ANGLE DOMINANT
Dhaka mesure le référendum islandais à l'aune des taux d'intérêt et du coût de la vie, davantage qu'à celle de la menace sécuritaire brandie par Washington sur le Groenland voisin.
Angle dominant identifié — ne reflète pas l’unanimité des médias de ce pays
POINTS CLES
- 01
Premiers résultats partiels : sur 87 000 bulletins dépouillés (270 000 inscrits), le « oui » obtenait 51,2 % contre 48,8 % pour le « non », selon RUV cité par TBS News.
- 02
Le taux directeur de la banque centrale islandaise s'élève à 8 %, contre 2,25 % pour la BCE, et certains ménages paient jusqu'à 9 % d'intérêt sur leur crédit immobilier (The Daily Star).
- 03
Un sondage Maskina publié vendredi donnait 50,4 % au « oui », un écart resté dans la marge d'erreur statistique (The Daily Star).
ANALYSE
Dhaka, 30 août 2026. La presse bangladaise a suivi heure par heure le dépouillement du référendum islandais sur la reprise des négociations d'adhésion à l'Union européenne, sans désigner de vainqueur. Selon TBS News, citant le radiodiffuseur public RUV, les premiers 87 000 bulletins dépouillés sur 270 000 électeurs inscrits donnaient le « oui » en tête avec 51,2 % contre 48,8 % pour le « non », écart si mince qu'un résultat fiable n'était pas attendu avant la mi-journée de dimanche. The Daily Star évoque de son côté un sondage Maskina de vendredi donnant au « oui » une avance de 50,4 %, dans la marge d'erreur.

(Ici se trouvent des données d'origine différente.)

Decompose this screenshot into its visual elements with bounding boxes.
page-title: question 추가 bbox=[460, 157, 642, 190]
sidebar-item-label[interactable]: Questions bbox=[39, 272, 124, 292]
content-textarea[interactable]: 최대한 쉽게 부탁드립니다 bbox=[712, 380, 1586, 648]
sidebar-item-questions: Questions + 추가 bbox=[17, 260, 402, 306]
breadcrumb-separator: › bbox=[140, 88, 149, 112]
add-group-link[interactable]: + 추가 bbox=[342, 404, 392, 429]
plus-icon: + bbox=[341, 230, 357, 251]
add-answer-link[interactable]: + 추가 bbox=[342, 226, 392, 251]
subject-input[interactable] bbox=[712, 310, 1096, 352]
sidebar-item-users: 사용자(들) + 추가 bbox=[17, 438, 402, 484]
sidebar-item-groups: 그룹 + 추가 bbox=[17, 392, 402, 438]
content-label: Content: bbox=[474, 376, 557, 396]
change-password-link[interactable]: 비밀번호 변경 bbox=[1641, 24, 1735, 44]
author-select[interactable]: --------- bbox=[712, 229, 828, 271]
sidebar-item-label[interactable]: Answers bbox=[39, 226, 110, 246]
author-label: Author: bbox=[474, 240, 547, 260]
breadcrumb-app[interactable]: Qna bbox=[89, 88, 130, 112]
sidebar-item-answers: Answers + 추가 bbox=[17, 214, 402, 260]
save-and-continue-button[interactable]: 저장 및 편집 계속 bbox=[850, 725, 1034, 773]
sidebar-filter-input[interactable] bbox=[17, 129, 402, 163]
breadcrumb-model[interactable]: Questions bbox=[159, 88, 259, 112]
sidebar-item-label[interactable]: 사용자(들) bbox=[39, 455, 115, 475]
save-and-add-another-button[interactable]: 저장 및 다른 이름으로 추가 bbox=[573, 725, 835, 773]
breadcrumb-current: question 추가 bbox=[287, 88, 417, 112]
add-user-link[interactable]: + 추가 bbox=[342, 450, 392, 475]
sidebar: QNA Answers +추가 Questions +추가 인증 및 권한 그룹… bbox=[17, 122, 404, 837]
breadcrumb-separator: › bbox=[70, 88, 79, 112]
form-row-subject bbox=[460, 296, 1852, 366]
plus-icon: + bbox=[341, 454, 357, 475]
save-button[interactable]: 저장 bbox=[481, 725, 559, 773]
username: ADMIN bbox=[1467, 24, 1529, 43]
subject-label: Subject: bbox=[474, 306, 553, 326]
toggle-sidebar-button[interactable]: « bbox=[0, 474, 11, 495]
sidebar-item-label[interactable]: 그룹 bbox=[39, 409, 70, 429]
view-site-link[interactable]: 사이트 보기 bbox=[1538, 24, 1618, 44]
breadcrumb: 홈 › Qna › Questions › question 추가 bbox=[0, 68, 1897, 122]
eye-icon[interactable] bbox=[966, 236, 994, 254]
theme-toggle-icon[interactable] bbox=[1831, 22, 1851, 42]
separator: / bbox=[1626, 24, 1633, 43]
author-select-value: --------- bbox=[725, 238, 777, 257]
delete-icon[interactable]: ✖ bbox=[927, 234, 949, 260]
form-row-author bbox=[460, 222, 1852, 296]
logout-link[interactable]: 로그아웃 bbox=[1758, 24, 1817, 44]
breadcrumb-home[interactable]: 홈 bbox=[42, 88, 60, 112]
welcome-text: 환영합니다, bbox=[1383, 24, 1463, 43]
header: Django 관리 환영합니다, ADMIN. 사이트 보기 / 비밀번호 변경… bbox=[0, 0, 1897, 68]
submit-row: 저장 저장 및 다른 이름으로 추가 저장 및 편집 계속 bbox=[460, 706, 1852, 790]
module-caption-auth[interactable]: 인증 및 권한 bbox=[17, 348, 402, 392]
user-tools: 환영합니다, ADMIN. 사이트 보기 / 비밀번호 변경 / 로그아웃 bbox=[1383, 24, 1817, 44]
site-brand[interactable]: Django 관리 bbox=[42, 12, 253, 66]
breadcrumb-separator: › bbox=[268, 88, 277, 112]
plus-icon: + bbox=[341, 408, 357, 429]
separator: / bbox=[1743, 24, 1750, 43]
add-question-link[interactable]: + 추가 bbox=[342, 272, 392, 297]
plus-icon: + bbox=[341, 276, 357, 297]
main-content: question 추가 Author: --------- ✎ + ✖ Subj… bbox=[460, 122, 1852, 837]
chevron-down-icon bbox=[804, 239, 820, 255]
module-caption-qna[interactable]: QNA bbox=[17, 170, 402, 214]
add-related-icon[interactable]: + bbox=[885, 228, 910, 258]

Les deux titres bangladais convergent : le débat islandais s'est joué avant tout sur des considérations économiques plutôt que géopolitiques. Le taux directeur de la banque centrale islandaise atteint 8 %, contre 2,25 % pour la Banque centrale européenne, et certains ménages paient jusqu'à 9 % d'intérêt sur leur crédit immobilier. The Daily Star note que les débats ont surtout porté sur des enjeux domestiques et économiques, les tensions internationales — guerre en Ukraine, ambitions de Donald Trump sur le Groenland voisin — n'ayant occupé qu'une place secondaire.
La ministre des Affaires étrangères Thorgerdur Katrin Gunnarsdottir défend un « oui » qui donnerait selon elle à l'Islande une position plus forte face à Bruxelles. En face, la cheffe de l'opposition Gudrun Hafsteinsdottir juge que Bruxelles ne réglera pas les problèmes islandais à la place des Islandais. La pêche, pilier historique de l'économie insulaire, reste le point de friction central : Reykjavik veut garder le contrôle exclusif de ses eaux, quand Bruxelles se dit cette fois disposée à des compromis.
Pour Dhaka, ce scrutin à 273 000 électeurs illustre combien un pays déjà arrimé à l'Espace économique européen peut hésiter devant le pas final de l'adhésion. Un « oui » ouvrirait des pourparlers estimés à 18-24 mois, suivis d'un second référendum sur l'adhésion elle-même. Ni TBS News ni The Daily Star ne relient ce scrutin aux intérêts commerciaux propres du Bangladesh avec l'UE : la couverture reste calquée sur les dépêches AFP et Reuters, sans angle national explicite.